The federal agency and Connect Oregon provided about $5 million to strengthen the main landing strip last year so that it can handle the weight of larger planes. The runway is now 5,097 feet long and 100-feet wide and can hold 60,000-70,000 pounds instead of the previous 12,000.
In addition, Granite Construction, the Dallesport-based firm hired as the lead contractor for the project, shaved off a six-foot “hump” in the center of the runway that prevented pilots from seeing what was happening at the other end.
One day Covert hopes to see the landing strip extended to 6,500 feet so it can be used by even larger aircraft.
There is also a second runway at the airport of 4,647 feet and the third has been turned into a staging area for fire crews during emergencies. The large paved area also serves as a training site for emergency responders to learn how to maneuver vehicles at higher speeds.
Both available runways offer pilots a guidance system that signals them about placement and how high they are flying, making it possible for them to land safely during cloudy or foggy weather conditions.
To help pilots meet inspection requirements, Centrex Construction of Aurora completed a new maintenance hangar in November 2012, a $250,000 project funded by a loan from Klickitat County. The enlarged facility allows mechanic Nick Breznay to work in an enclosed and heated work space and provides hangar space for larger planes.
As a result of the continuing upgrades, the airport can now accommodate the travel needs of Google, Insitu and Cardinal Glass, as well as other gorge companies. Officials believe the airport is now poised to attract new businesses into the park that have ties to aviation or want the convenience of flight nearby.
“We think we have a good opportunity to support UAV (Unmanned Aerial Vehicle) business in the gorge and we already have some interest in that area,” said Anderson, who has been with the management company for eight years.
The first lots are expected to be completed by June 2014 and half of the $1.2 million cost is paid by grant funds from Washington state and the half loaned. Somewhere in the future, officials hope to add another 100 lots to the business park, which is a total of 250 acres.

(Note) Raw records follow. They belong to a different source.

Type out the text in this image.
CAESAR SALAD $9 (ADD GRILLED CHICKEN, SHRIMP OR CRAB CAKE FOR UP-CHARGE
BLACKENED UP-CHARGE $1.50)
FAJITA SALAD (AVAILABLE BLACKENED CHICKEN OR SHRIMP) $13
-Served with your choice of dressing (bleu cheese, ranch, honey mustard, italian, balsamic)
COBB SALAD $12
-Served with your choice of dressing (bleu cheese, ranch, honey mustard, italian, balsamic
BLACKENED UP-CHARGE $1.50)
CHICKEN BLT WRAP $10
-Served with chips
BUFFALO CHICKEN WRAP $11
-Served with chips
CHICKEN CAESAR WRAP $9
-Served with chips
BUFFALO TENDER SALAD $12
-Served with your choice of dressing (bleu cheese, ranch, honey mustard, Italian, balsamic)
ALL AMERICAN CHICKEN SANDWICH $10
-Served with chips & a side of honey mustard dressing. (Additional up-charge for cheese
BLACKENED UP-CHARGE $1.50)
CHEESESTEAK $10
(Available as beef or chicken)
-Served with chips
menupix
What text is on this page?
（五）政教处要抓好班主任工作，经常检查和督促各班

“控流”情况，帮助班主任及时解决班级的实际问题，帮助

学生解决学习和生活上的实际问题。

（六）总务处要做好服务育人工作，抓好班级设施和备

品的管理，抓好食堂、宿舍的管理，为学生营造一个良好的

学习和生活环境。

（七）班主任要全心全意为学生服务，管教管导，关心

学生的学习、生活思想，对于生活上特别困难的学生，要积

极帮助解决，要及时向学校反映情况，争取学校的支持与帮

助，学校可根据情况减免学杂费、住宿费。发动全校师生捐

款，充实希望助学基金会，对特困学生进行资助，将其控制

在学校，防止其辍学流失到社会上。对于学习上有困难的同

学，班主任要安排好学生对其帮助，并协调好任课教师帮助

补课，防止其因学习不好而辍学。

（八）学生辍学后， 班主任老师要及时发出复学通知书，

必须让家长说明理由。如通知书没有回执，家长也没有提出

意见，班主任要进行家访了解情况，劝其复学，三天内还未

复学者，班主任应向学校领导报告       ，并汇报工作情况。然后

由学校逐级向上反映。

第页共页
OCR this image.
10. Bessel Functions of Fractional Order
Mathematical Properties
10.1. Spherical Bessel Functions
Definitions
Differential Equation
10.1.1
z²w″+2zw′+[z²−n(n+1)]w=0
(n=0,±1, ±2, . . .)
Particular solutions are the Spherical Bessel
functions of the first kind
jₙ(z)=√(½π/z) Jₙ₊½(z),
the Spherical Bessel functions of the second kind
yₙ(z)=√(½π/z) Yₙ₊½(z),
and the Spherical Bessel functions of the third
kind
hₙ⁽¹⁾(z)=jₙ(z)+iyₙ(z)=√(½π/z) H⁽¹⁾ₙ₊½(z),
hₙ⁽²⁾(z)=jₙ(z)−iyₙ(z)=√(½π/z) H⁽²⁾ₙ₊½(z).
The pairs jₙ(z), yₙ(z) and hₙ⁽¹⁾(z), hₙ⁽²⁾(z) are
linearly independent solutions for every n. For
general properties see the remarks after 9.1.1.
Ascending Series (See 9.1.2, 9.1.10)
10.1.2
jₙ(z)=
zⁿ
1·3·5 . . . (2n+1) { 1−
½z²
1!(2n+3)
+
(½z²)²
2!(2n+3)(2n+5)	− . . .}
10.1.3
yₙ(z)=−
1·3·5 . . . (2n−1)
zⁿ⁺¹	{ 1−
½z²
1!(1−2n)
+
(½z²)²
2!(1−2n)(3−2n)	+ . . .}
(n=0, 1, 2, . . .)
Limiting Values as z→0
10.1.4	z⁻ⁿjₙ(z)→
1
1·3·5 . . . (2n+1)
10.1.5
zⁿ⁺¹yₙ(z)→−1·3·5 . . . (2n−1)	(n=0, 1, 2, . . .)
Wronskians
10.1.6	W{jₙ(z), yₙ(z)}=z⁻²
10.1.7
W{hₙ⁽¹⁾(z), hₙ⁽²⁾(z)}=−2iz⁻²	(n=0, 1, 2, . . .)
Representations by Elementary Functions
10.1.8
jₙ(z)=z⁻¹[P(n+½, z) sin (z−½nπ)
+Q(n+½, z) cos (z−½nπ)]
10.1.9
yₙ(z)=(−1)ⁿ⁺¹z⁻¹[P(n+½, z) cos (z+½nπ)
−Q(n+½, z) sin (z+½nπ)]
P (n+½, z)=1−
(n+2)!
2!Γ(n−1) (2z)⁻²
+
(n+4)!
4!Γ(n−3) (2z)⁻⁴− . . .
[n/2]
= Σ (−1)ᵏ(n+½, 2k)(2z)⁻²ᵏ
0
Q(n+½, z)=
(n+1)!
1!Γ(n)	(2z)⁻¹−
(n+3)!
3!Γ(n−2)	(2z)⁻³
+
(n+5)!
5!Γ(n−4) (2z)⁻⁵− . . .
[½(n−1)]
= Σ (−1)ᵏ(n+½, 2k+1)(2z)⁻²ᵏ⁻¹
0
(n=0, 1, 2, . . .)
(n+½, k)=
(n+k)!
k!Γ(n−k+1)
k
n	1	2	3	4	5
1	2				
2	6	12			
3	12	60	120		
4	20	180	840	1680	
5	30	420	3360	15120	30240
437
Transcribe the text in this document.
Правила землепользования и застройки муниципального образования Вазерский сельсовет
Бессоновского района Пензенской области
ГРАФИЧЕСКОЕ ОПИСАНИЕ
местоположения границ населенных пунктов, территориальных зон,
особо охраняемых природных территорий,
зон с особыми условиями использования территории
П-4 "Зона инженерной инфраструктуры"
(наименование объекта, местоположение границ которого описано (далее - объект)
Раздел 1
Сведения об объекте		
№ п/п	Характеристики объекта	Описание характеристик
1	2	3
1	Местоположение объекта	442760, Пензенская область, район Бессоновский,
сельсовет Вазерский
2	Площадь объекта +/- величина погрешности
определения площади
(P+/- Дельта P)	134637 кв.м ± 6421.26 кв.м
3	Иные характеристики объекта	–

The Dalles and Klickitat will begin building a flexible space structure of about 15,000 square feet in the business park next spring at a cost of $1.25 million. Funding for the project is being provided by $1 million in grant funds from Washington and a $250,000 investment by Klickitat County.
Covert said it can be time-consuming to work out archeological and environmental issues to get a new process underway – the business park took seven years to come to fruition – but the wait is worth it. He said Dallesport has become the only landing strip in the region with instrument approaches, which is increasing its usage.
“We are seeing more and more business planes here bringing in visitors and hunters,” he said.
On Covert’s list for future improvements is the terminal that is now more than 70 years old and lacks meeting space. That building is home to the Concourse Restaurant that is owned and managed by Barb Rouch, who provides a complimentary meal to anyone coming through in a military uniform.